You'd think the Apple engineers would have made the hard drive a relatively easy thing to replace since, as a mechanical device, it inevitably fails. But no, the iBook is clearly designed to be thrown away when the hard drive fails. Nothing feels quite as flimsy and ephemeral as an iBook with all the casing and shielding removed. In this state its engineering seems makeshift. Parts of it are held together by tape, for example, and that tape ends up mangled no matter how gingerly you handle things once it is exposed. Then at one point I had a little screw trapped almost irretrievably down in the case and I found myself cursing the damn computer, taunting it with sarcastic cries of, "Oh, now this is great engineering, you little fucker!"
Getting to the point where I could remove the old hard drive required the extraction of about fifty of those screws, and keeping them all straight in terms of what holes they'd come from proved impossible, even using multiple tiny dishes to hold the screws removed in different stages of the process. In the end I had a hole too deep for the single short screw I had remaining, so I was forced to use a screw from another laptop. (I had to customize this screw by cutting off an eighth of an inch from its tip.)

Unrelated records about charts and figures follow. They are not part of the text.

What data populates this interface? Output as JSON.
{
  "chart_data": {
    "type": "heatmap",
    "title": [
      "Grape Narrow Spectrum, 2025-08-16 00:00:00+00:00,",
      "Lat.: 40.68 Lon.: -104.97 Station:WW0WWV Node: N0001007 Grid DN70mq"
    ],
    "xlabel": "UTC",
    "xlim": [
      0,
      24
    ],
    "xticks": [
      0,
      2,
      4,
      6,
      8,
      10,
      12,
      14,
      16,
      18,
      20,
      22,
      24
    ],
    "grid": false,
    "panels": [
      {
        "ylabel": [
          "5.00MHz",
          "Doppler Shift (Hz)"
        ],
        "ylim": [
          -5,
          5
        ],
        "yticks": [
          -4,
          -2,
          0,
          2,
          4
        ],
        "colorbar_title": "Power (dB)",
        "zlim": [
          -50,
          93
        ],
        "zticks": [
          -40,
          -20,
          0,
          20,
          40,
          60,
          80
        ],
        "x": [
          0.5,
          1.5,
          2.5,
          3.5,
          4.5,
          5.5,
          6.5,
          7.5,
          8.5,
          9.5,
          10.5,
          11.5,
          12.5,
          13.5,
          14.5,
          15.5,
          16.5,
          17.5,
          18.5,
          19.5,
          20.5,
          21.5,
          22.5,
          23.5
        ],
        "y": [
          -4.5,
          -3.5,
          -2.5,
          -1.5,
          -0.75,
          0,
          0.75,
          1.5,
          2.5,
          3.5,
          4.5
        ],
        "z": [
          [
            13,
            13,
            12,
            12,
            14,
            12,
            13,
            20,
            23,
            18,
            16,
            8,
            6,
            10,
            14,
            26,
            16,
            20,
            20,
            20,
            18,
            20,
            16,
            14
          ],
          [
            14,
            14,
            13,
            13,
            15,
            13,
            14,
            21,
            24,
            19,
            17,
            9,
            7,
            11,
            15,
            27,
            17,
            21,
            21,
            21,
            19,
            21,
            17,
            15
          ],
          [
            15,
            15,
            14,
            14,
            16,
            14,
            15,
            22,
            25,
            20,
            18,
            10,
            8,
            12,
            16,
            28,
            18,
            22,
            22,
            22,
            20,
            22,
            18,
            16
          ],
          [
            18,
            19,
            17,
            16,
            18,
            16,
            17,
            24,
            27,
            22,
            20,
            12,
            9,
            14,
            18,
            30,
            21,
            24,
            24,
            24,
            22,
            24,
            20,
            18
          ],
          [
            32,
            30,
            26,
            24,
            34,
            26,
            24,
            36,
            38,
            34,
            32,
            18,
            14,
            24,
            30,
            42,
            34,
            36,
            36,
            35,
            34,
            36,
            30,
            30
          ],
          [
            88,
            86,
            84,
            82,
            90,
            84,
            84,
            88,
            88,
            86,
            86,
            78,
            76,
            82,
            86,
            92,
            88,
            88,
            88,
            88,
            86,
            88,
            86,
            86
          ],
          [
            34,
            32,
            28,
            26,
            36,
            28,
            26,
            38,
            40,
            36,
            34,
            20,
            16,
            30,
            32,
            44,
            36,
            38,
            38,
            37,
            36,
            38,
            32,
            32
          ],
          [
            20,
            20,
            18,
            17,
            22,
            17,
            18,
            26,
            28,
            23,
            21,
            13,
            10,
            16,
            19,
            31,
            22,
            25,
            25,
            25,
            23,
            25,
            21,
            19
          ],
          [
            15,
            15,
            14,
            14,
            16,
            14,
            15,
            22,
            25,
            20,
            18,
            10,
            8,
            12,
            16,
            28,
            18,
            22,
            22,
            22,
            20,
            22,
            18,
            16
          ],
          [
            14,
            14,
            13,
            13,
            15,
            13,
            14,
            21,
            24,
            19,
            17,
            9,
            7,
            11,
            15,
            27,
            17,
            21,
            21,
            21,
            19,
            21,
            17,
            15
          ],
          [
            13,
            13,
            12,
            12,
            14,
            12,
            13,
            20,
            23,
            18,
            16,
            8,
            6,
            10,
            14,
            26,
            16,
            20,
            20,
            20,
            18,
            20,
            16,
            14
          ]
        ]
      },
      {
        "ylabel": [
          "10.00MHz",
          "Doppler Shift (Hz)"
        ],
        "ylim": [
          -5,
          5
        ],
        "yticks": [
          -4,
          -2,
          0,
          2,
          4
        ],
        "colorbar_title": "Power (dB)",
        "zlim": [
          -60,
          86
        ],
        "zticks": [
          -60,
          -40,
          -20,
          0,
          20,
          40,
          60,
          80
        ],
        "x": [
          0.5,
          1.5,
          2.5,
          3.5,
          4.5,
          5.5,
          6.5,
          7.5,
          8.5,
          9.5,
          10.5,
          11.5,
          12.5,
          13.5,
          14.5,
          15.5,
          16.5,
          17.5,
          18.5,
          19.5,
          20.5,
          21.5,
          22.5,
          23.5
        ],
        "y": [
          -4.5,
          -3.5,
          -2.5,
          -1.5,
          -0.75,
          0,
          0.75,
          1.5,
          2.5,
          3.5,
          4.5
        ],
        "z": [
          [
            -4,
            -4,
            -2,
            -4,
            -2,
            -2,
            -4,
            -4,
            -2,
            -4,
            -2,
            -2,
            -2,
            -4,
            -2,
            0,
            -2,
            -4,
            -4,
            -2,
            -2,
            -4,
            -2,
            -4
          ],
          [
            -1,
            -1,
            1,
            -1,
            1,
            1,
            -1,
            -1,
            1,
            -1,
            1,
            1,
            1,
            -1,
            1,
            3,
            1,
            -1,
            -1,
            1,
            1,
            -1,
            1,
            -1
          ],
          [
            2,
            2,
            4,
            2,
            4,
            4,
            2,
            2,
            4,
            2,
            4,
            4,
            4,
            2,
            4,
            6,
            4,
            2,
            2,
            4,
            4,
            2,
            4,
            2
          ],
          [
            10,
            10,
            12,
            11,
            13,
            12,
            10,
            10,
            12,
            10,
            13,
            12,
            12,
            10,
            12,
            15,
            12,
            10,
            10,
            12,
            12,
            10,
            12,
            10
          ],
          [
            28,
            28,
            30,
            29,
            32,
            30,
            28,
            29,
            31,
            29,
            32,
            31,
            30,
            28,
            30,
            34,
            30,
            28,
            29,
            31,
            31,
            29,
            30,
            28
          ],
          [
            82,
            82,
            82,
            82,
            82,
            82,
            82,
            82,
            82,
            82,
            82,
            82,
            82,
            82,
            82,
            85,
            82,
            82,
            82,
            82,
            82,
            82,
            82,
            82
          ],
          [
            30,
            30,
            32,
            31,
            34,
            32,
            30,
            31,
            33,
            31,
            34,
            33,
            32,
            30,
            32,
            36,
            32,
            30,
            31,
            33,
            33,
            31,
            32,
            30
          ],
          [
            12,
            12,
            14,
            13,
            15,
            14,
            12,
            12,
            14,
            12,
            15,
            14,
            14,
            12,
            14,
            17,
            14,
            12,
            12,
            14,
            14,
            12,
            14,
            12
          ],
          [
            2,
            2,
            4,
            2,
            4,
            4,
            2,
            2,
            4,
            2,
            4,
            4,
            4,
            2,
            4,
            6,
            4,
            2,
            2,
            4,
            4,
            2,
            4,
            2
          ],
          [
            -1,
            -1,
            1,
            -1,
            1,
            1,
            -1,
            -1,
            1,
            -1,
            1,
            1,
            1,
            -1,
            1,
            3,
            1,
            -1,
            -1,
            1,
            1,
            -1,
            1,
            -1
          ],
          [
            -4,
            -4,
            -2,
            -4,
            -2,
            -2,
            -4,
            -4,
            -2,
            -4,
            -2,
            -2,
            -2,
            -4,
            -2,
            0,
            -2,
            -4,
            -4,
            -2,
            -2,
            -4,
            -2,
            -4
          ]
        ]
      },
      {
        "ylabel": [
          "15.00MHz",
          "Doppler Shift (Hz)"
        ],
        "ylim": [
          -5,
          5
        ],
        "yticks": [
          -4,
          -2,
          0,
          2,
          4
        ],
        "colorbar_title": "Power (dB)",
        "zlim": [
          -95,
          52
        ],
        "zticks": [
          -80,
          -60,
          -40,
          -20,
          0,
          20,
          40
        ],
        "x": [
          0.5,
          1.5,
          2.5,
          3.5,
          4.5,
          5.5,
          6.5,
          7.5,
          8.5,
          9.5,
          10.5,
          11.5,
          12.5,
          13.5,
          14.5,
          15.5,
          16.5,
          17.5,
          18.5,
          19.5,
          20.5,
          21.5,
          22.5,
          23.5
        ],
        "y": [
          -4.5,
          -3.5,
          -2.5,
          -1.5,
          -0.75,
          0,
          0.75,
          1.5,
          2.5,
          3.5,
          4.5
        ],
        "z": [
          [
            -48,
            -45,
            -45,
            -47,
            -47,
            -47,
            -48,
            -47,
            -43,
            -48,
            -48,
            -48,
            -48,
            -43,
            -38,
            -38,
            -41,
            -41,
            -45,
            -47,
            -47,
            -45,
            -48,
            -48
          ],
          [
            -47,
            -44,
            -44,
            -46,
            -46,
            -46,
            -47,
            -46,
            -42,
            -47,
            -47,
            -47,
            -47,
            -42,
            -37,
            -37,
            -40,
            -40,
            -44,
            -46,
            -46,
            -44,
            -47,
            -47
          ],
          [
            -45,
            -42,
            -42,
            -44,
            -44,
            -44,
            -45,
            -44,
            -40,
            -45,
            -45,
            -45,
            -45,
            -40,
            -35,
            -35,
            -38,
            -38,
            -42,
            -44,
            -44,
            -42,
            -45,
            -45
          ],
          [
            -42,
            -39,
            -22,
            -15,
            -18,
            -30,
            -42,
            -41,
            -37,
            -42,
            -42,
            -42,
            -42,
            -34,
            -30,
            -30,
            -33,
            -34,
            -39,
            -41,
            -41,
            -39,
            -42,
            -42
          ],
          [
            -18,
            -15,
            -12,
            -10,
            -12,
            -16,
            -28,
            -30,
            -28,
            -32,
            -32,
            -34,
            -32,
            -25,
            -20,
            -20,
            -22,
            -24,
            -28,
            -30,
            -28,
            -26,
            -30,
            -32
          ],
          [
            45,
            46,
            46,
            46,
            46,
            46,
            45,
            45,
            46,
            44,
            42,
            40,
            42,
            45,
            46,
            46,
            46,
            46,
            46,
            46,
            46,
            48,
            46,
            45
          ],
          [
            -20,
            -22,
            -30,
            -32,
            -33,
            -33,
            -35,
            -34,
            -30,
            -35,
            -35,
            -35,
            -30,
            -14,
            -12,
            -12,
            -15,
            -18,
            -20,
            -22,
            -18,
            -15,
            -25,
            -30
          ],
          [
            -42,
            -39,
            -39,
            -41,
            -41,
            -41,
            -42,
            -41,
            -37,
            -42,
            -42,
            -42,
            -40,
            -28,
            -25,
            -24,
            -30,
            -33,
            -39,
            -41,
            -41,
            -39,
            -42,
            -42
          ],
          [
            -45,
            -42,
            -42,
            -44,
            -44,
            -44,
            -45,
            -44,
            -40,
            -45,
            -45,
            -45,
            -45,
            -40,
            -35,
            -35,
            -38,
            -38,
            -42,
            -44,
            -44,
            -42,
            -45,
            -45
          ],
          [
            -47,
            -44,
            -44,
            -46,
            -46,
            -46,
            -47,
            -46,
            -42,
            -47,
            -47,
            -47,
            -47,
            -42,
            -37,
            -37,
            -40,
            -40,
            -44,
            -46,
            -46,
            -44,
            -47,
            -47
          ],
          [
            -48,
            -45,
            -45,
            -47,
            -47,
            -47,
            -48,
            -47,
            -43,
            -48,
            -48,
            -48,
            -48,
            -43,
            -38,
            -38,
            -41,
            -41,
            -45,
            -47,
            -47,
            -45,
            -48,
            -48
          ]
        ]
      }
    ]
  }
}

The process was complicated by the fact that the web instructions I followed were for a slightly different iBook design. Also, since this site, the only one providing detailed instructions, lives on a Geocities server, there was a period of time when I wasn't allowed to view any more pages because this site had apparently exceeded its bandwidth limitations for that particular hour.
The installation took a little longer than the website had predicted it would, maybe two and half or three hours, though I was eating pasta for part of that time. Surprisingly, given how fragile it had seemed, the iBook came up just fine once I had it back together. Then the OSX installation CD refused to install on the hard drive immediately after I'd formatted it, claiming that it "couldn't be booted." At no point in the process was I told that you must reboot after freshly formatting a Mac hard drive, but that's what you have to do. This was, however, a relatively minor bump on the road to having a fully functional and relatively modern Macintosh laptop at my disposal.